Les amis personnels d’Edgar Poe n’abandonnèrent point sa mémoire, mais ils s’y prirent mal ; ils ont aidé à la légende, sans le vouloir, par un système de réticences qui multipliait les erreurs, ou aggravait les soupçons, alors qu’il n’y aurait eu de recours que dans une absolue franchise. Il fallait crier sur les toits, au lieu d’essayer de le cacher, que la nature l’avait marqué pour le delirium tremens, et que les hasards de l’existence avaient encore diminué les chances qui lui restaient d’y échapper. Il fallait le montrer ivre, se maudissant lui-même à travers son délire, et appelant le poison ou la balle qui le délivrerait de sa honte. On ne lui reprochera pas, à celui-là, de ne pas avoir lutté. Ce n’est pas Edgar Poe qui aurait plaisanté, comme Hoffmann, de sa déchéance physique et morale, ou protesté cyniquement, comme Thomas Quincey, qu’il ne regrettait que de ne pas avoir commencé plus tôt. Il est touchant de bonne volonté dans ses efforts contre l’envahissement du vice, de sincérité dans ses remords après chaque défaite. Le premier venu le morigénait : il courbait la tête et remerciait. On le dénonçait publiquement : alors il mentait, mentait, avec la maladresse éperdue du criminel qui perd la tête en se voyant découvert. Il jura jusqu’au dernier jour qu’il guérirait, et se crut plusieurs fois sauvé ; l’alcoolisme le ressaisissait en pleine allégresse de délivrance, et lui faisait faire un pas de plus vers l’hôpital. Sa vie a été tragique, sa fin ignoble, mais c’est ainsi qu’il est vrai, et émouvant, et attachant malgré tout ; et c’est ainsi que nous allons tâcher de le montrer[2].

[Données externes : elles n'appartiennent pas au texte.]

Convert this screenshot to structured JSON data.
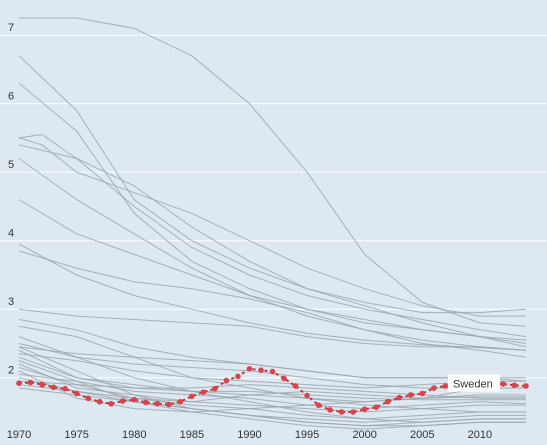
{
  "chart_data": {
    "type": "line",
    "title": "",
    "xlabel": "",
    "ylabel": "",
    "xlim": [
      1970,
      2015
    ],
    "ylim": [
      1.2,
      7.3
    ],
    "x_ticks": [
      1970,
      1975,
      1980,
      1985,
      1990,
      1995,
      2000,
      2005,
      2010
    ],
    "y_ticks": [
      2,
      3,
      4,
      5,
      6,
      7
    ],
    "grid": "horizontal",
    "legend": "none",
    "colors": {
      "background": "#dde8f0",
      "background_line": "#9aa6ae",
      "highlight_line": "#c8323c",
      "highlight_dot": "#d9434c",
      "grid": "#ffffff"
    },
    "highlight": {
      "name": "Sweden",
      "x": [
        1970,
        1971,
        1972,
        1973,
        1974,
        1975,
        1976,
        1977,
        1978,
        1979,
        1980,
        1981,
        1982,
        1983,
        1984,
        1985,
        1986,
        1987,
        1988,
        1989,
        1990,
        1991,
        1992,
        1993,
        1994,
        1995,
        1996,
        1997,
        1998,
        1999,
        2000,
        2001,
        2002,
        2003,
        2004,
        2005,
        2006,
        2007,
        2008,
        2009,
        2010,
        2011,
        2012,
        2013,
        2014
      ],
      "y": [
        1.92,
        1.93,
        1.9,
        1.86,
        1.84,
        1.77,
        1.7,
        1.65,
        1.62,
        1.66,
        1.68,
        1.64,
        1.62,
        1.61,
        1.65,
        1.73,
        1.79,
        1.84,
        1.96,
        2.02,
        2.13,
        2.11,
        2.09,
        1.99,
        1.88,
        1.74,
        1.6,
        1.53,
        1.5,
        1.5,
        1.54,
        1.57,
        1.65,
        1.71,
        1.75,
        1.77,
        1.85,
        1.88,
        1.91,
        1.94,
        1.98,
        1.9,
        1.91,
        1.89,
        1.88
      ]
    },
    "series": [
      {
        "x": [
          1970,
          1975,
          1980,
          1985,
          1990,
          1995,
          2000,
          2005,
          2010,
          2014
        ],
        "y": [
          7.25,
          7.25,
          7.1,
          6.7,
          6.0,
          5.0,
          3.8,
          3.1,
          2.8,
          2.75
        ]
      },
      {
        "x": [
          1970,
          1975,
          1980,
          1985,
          1990,
          1995,
          2000,
          2005,
          2010,
          2014
        ],
        "y": [
          6.7,
          5.9,
          4.6,
          4.0,
          3.6,
          3.3,
          3.05,
          2.8,
          2.6,
          2.45
        ]
      },
      {
        "x": [
          1970,
          1975,
          1980,
          1985,
          1990,
          1995,
          2000,
          2005,
          2010,
          2014
        ],
        "y": [
          6.3,
          5.6,
          4.4,
          3.7,
          3.3,
          3.0,
          2.8,
          2.7,
          2.6,
          2.55
        ]
      },
      {
        "x": [
          1970,
          1972,
          1975,
          1980,
          1985,
          1990,
          1995,
          2000,
          2005,
          2010,
          2014
        ],
        "y": [
          5.5,
          5.4,
          5.0,
          4.7,
          4.4,
          4.0,
          3.6,
          3.3,
          3.05,
          2.9,
          2.9
        ]
      },
      {
        "x": [
          1970,
          1972,
          1975,
          1980,
          1985,
          1990,
          1995,
          2000,
          2005,
          2010,
          2014
        ],
        "y": [
          5.5,
          5.55,
          5.2,
          4.8,
          4.2,
          3.7,
          3.3,
          3.1,
          2.95,
          2.95,
          3.0
        ]
      },
      {
        "x": [
          1970,
          1975,
          1980,
          1985,
          1990,
          1995,
          2000,
          2005,
          2010,
          2014
        ],
        "y": [
          5.4,
          5.2,
          4.5,
          3.9,
          3.5,
          3.2,
          3.0,
          2.85,
          2.7,
          2.6
        ]
      },
      {
        "x": [
          1970,
          1975,
          1980,
          1985,
          1990,
          1995,
          2000,
          2005,
          2010,
          2014
        ],
        "y": [
          5.2,
          4.6,
          4.1,
          3.6,
          3.2,
          2.9,
          2.7,
          2.55,
          2.45,
          2.4
        ]
      },
      {
        "x": [
          1970,
          1975,
          1980,
          1985,
          1990,
          1995,
          2000,
          2005,
          2010,
          2014
        ],
        "y": [
          4.6,
          4.1,
          3.8,
          3.5,
          3.2,
          3.0,
          2.85,
          2.7,
          2.6,
          2.5
        ]
      },
      {
        "x": [
          1970,
          1975,
          1980,
          1985,
          1990,
          1995,
          2000,
          2005,
          2010,
          2014
        ],
        "y": [
          3.95,
          3.5,
          3.2,
          3.0,
          2.8,
          2.65,
          2.55,
          2.48,
          2.44,
          2.4
        ]
      },
      {
        "x": [
          1970,
          1975,
          1980,
          1985,
          1990,
          1995,
          2000,
          2005,
          2010,
          2014
        ],
        "y": [
          3.85,
          3.6,
          3.4,
          3.3,
          3.15,
          2.95,
          2.7,
          2.5,
          2.4,
          2.3
        ]
      },
      {
        "x": [
          1970,
          1975,
          1980,
          1985,
          1990,
          1995,
          2000,
          2005,
          2010,
          2014
        ],
        "y": [
          3.0,
          2.9,
          2.85,
          2.8,
          2.75,
          2.6,
          2.5,
          2.45,
          2.45,
          2.4
        ]
      },
      {
        "x": [
          1970,
          1975,
          1980,
          1985,
          1990,
          1995,
          2000,
          2005,
          2010,
          2014
        ],
        "y": [
          2.85,
          2.7,
          2.45,
          2.3,
          2.2,
          2.1,
          2.0,
          2.0,
          2.0,
          1.95
        ]
      },
      {
        "x": [
          1970,
          1975,
          1980,
          1985,
          1990,
          1995,
          2000,
          2005,
          2010,
          2014
        ],
        "y": [
          2.75,
          2.6,
          2.3,
          2.0,
          1.85,
          1.7,
          1.6,
          1.55,
          1.5,
          1.5
        ]
      },
      {
        "x": [
          1970,
          1975,
          1980,
          1985,
          1990,
          1995,
          2000,
          2005,
          2010,
          2014
        ],
        "y": [
          2.6,
          2.3,
          2.0,
          1.8,
          1.65,
          1.5,
          1.4,
          1.35,
          1.4,
          1.4
        ]
      },
      {
        "x": [
          1970,
          1975,
          1980,
          1985,
          1990,
          1995,
          2000,
          2005,
          2010,
          2014
        ],
        "y": [
          2.45,
          2.1,
          1.75,
          1.55,
          1.45,
          1.35,
          1.3,
          1.35,
          1.4,
          1.4
        ]
      },
      {
        "x": [
          1970,
          1975,
          1980,
          1985,
          1990,
          1995,
          2000,
          2005,
          2010,
          2014
        ],
        "y": [
          2.4,
          2.0,
          1.85,
          1.85,
          1.9,
          1.85,
          1.8,
          1.75,
          1.7,
          1.7
        ]
      },
      {
        "x": [
          1970,
          1975,
          1980,
          1985,
          1990,
          1995,
          2000,
          2005,
          2010,
          2014
        ],
        "y": [
          2.3,
          2.0,
          1.9,
          1.8,
          1.75,
          1.7,
          1.65,
          1.7,
          1.75,
          1.75
        ]
      },
      {
        "x": [
          1970,
          1975,
          1980,
          1985,
          1990,
          1995,
          2000,
          2005,
          2010,
          2014
        ],
        "y": [
          2.2,
          1.85,
          1.75,
          1.65,
          1.6,
          1.55,
          1.5,
          1.55,
          1.6,
          1.6
        ]
      },
      {
        "x": [
          1970,
          1975,
          1980,
          1985,
          1990,
          1995,
          2000,
          2005,
          2010,
          2014
        ],
        "y": [
          2.1,
          1.7,
          1.55,
          1.5,
          1.55,
          1.6,
          1.65,
          1.7,
          1.85,
          1.85
        ]
      },
      {
        "x": [
          1970,
          1975,
          1980,
          1985,
          1990,
          1995,
          2000,
          2005,
          2010,
          2014
        ],
        "y": [
          2.0,
          1.8,
          1.65,
          1.55,
          1.45,
          1.4,
          1.35,
          1.4,
          1.45,
          1.45
        ]
      },
      {
        "x": [
          1970,
          1975,
          1980,
          1985,
          1990,
          1995,
          2000,
          2005,
          2010,
          2014
        ],
        "y": [
          1.9,
          1.8,
          1.7,
          1.6,
          1.55,
          1.45,
          1.4,
          1.45,
          1.5,
          1.5
        ]
      },
      {
        "x": [
          1970,
          1975,
          1980,
          1985,
          1990,
          1995,
          2000,
          2005,
          2010,
          2014
        ],
        "y": [
          2.35,
          2.25,
          2.1,
          2.0,
          1.95,
          1.9,
          1.85,
          1.9,
          1.95,
          1.95
        ]
      },
      {
        "x": [
          1970,
          1975,
          1980,
          1985,
          1990,
          1995,
          2000,
          2005,
          2010,
          2014
        ],
        "y": [
          2.5,
          2.3,
          2.2,
          2.15,
          2.1,
          2.0,
          1.9,
          1.85,
          1.85,
          1.85
        ]
      },
      {
        "x": [
          1970,
          1975,
          1980,
          1985,
          1990,
          1995,
          2000,
          2005,
          2010,
          2014
        ],
        "y": [
          2.05,
          1.95,
          1.8,
          1.75,
          1.7,
          1.6,
          1.55,
          1.6,
          1.65,
          1.62
        ]
      },
      {
        "x": [
          1970,
          1975,
          1980,
          1985,
          1990,
          1995,
          2000,
          2005,
          2010,
          2014
        ],
        "y": [
          1.85,
          1.75,
          1.65,
          1.55,
          1.45,
          1.35,
          1.3,
          1.3,
          1.35,
          1.35
        ]
      },
      {
        "x": [
          1970,
          1975,
          1980,
          1985,
          1990,
          1995,
          2000,
          2005,
          2010,
          2014
        ],
        "y": [
          2.25,
          1.95,
          1.65,
          1.5,
          1.4,
          1.3,
          1.25,
          1.3,
          1.35,
          1.35
        ]
      },
      {
        "x": [
          1970,
          1975,
          1980,
          1985,
          1990,
          1995,
          2000,
          2005,
          2010,
          2014
        ],
        "y": [
          2.15,
          1.9,
          1.7,
          1.65,
          1.75,
          1.8,
          1.75,
          1.7,
          1.72,
          1.72
        ]
      },
      {
        "x": [
          1970,
          1975,
          1980,
          1985,
          1990,
          1995,
          2000,
          2005,
          2010,
          2014
        ],
        "y": [
          1.95,
          1.9,
          1.85,
          1.8,
          1.8,
          1.75,
          1.7,
          1.68,
          1.68,
          1.68
        ]
      },
      {
        "x": [
          1970,
          1975,
          1980,
          1985,
          1990,
          1995,
          2000,
          2005,
          2010,
          2014
        ],
        "y": [
          2.45,
          2.35,
          2.3,
          2.25,
          2.2,
          2.1,
          2.0,
          2.0,
          2.0,
          2.0
        ]
      }
    ],
    "annotations": [
      {
        "text": "Sweden",
        "x": 2012,
        "y": 1.9
      }
    ]
  }
}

  1. Memoir of Poe, par Rufus Wilmot Griswold. Le révérend Rufus Griswold avait accepté de Poe la mission d’éditer ses œuvres après lui. Il inspirait toute confiance à la famille, qui lui livra les papiers du mort. L’usage qu’il crut devoir en faire — par conscience à ce qu’on assure — prouve à quel point les esprits étaient montés contre Poe en Amérique.

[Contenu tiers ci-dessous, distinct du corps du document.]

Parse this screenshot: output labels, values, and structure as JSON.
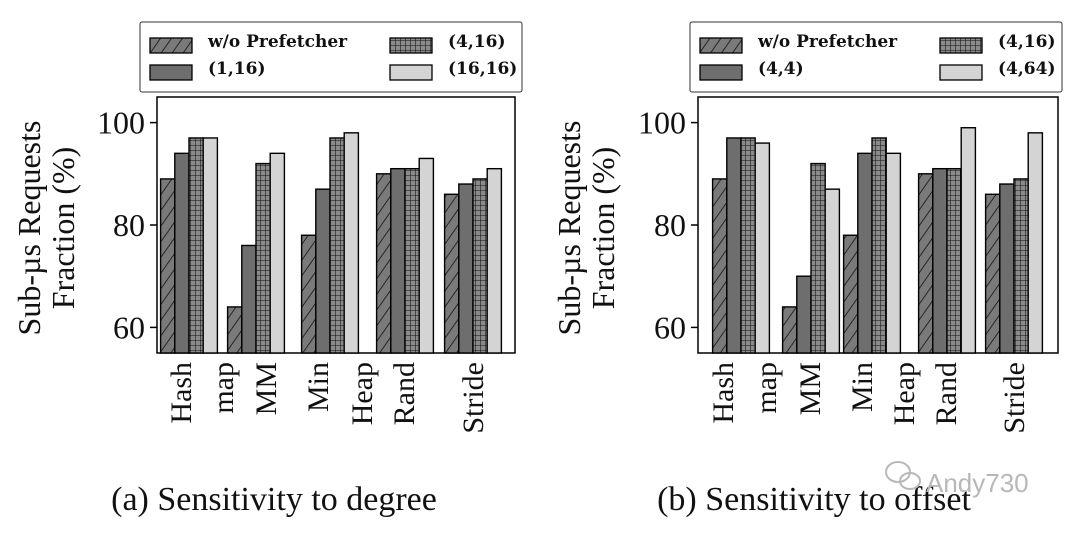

  2. Parmi les nouvelles publications qui ont aidé à rendre à Poe sa physionomie véritable, une mention spéciale est due à la biographie de M. Georges Woodberry : Edgar Allan Poe (Boston, 1894). — M. Woodberry est le premier qui ait pu nous dire ce qu’Edgar Poe avait fait de son temps, de dix-huit à vingt et un ans, et qui ait enfin éclairci le mystère de sa mort. Son livre est riche en documens inédits et écrit avec modération, sinon avec sympathie.